A new report by veteran high-tech financier Denny Doyle is calling on industry and the federal government to take steps to discourage the takeover of promising Canadian companies by foreign buyers. The new study conducted by Doyletech Corp for the Information Technology Association of Canada (ITAC) says that Canada needs to initiate a series of measures to improve the adds of growing high-tech firms into viable multinational companies. Otherwise, foreign interests will continue to acquire Canadian firms and relocate all but the R&D functions to the US or Europe.
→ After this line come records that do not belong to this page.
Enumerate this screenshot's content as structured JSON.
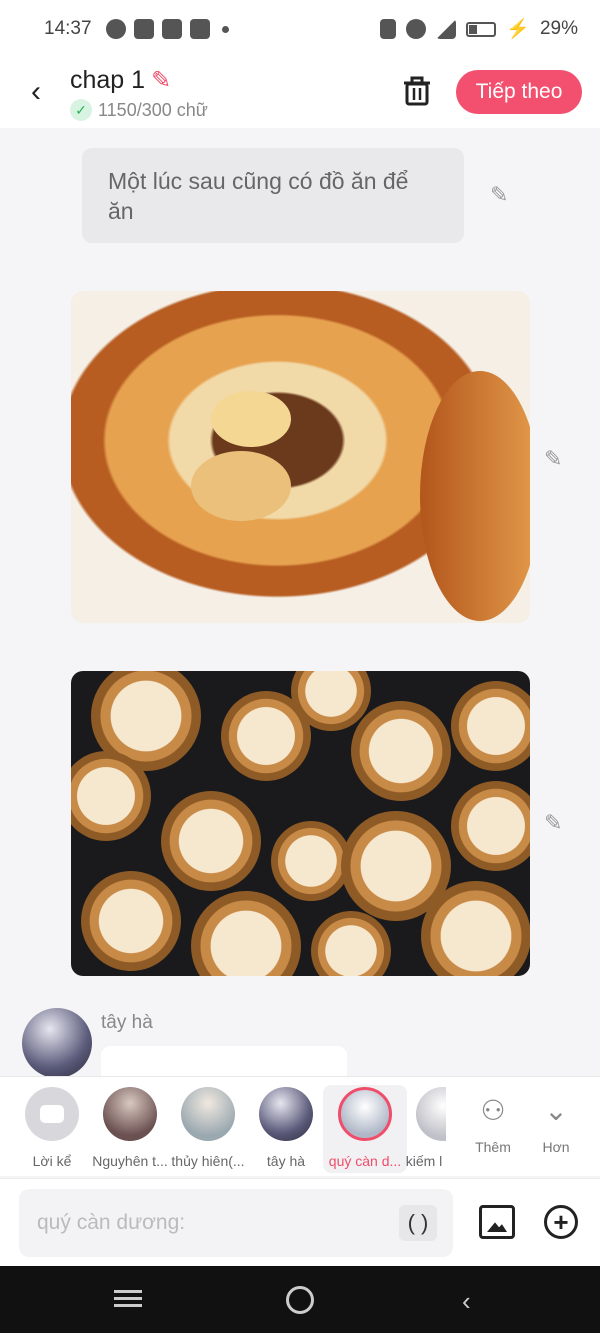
{
  "status_bar": {
    "time": "14:37",
    "battery": "29%",
    "icons": [
      "messenger-icon",
      "facebook-icon",
      "app-icon",
      "youtube-icon",
      "dot-icon",
      "vibrate-icon",
      "wifi-icon",
      "signal-icon",
      "battery-icon",
      "charging-icon"
    ]
  },
  "header": {
    "title": "chap 1",
    "word_count": "1150/300 chữ",
    "next_label": "Tiếp theo"
  },
  "messages": [
    {
      "type": "text",
      "text": "Một lúc sau cũng có đồ ăn để ăn"
    },
    {
      "type": "image",
      "subject": "food-pot-image"
    },
    {
      "type": "image",
      "subject": "dim-sum-image"
    },
    {
      "type": "comment",
      "author": "tây hà"
    }
  ],
  "characters": [
    {
      "label": "Lời kể",
      "selected": false
    },
    {
      "label": "Nguyhên t...",
      "selected": false
    },
    {
      "label": "thủy hiên(...",
      "selected": false
    },
    {
      "label": "tây hà",
      "selected": false
    },
    {
      "label": "quý càn d...",
      "selected": true
    },
    {
      "label": "kiếm l",
      "selected": false
    }
  ],
  "tray_actions": {
    "add_label": "Thêm",
    "more_label": "Hơn"
  },
  "input": {
    "placeholder": "quý càn dương:",
    "paren": "( )"
  },
  "colors": {
    "accent": "#f34f6e",
    "background": "#f5f5f7"
  }
}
The report can be obtained at www.itac.ca.
Among the measures Doyle proposes is the development of larger pools of venture capital (VC) to provide larger amounts of capital to early-stage firms and the formation of larger pools of buy-out capital to facilitate management buyouts. Otherwise, Canadian firms will continue to be truncated, with only one or two functions left in Canada while the sales, marketing, operation and profits flow outside the country.
The so-called hollowing out phenomenon has been cited as a greater threat than brain drain, and generally occurs when the Canadian firms are purchased by strategic rather than financial buyers. Doyle says government should be aware of the differences between the two types of buyers and focus on financial buyers.
“If Canada wants more R&D activity it should pursue policies that will attract strategic buyers, but if it wants to grow large world-class companies, financial buyers are a better bet,” states the report.
Entitled, Building World Class Canadian High Technology Companies, the Doyle report also recommends that labour-sponsored venture capital firms should be encouraged to form syndicates to increase the capital pool available for buy-outs. And it says there needs to be a clarification between what industry understands as a head office and the definition employed by Statistics Canada. Doyle also urges StatsCan to begin measuring foreign direct investment as it relates to high-tech.